Ahh; and yes, in that case, we need to understand psychology here. Those with a know how to do it, will they really be “bitcoin enthusiasts” as Gordon presumes? Or, will they be power hungry trolls from another economic model entering the bitcoin mining for their own sake? And that is where all the questions on the Cornell paper or even any other possible “adversarial mining strategy” must focus. Can bitcoiners truly presume everyone playing the game has the game itself as their motivator [as chess players do]? Or, is there a chance that some playing the game are game hackers.
And I suggest that a presumption of hackers is a valid presumption which is ES’s position; thus making at least their model of a one-off game a valid model. Whether the model is that 51% of the players are hackers, 33.3% are hackers, or less, it still centers around the question, are any game hackers playing?

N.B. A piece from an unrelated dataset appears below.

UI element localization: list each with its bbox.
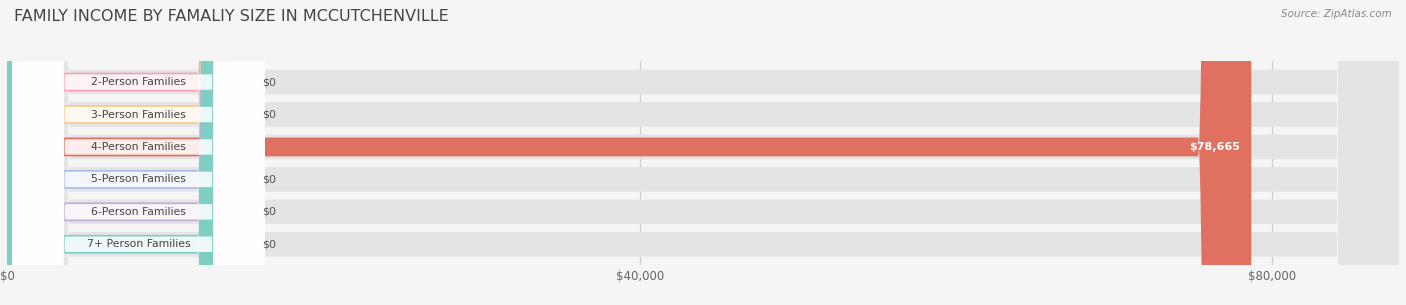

So long as Bitcoins can be traded like any other currency to any other recognized currency in the world (be it US Dollars or Chinese Renminbi [where I see the world more likely going toward]) there is a heavy incentive for adversarial mining that is NOT bitcoin enthusiastic. In other words there is a high possibility there will be those who enter the game simply to win it once and then leave with all the power granted to them in another economic currency. They may even enter the game a second or third time etc.; but it will always be only to the extent that they can profit with power in another economic domain. My knowledge of psychology tells me there WILL be game hackers if they find that they can profit; that leaves the questions as only how many hackers does it take to profit, and can they coalesce together, and as such be successful at their hacking attempt.
Of course, it also sures up my mind on the bitcoin enthusiasts themselves; they are also hackers, they are economic hackers, they are playing a game of trying to get their own work to be more profitable by pushing their own currency compared to other global curacies. Bitcoin mining truly is “a game for rich young boys to play.”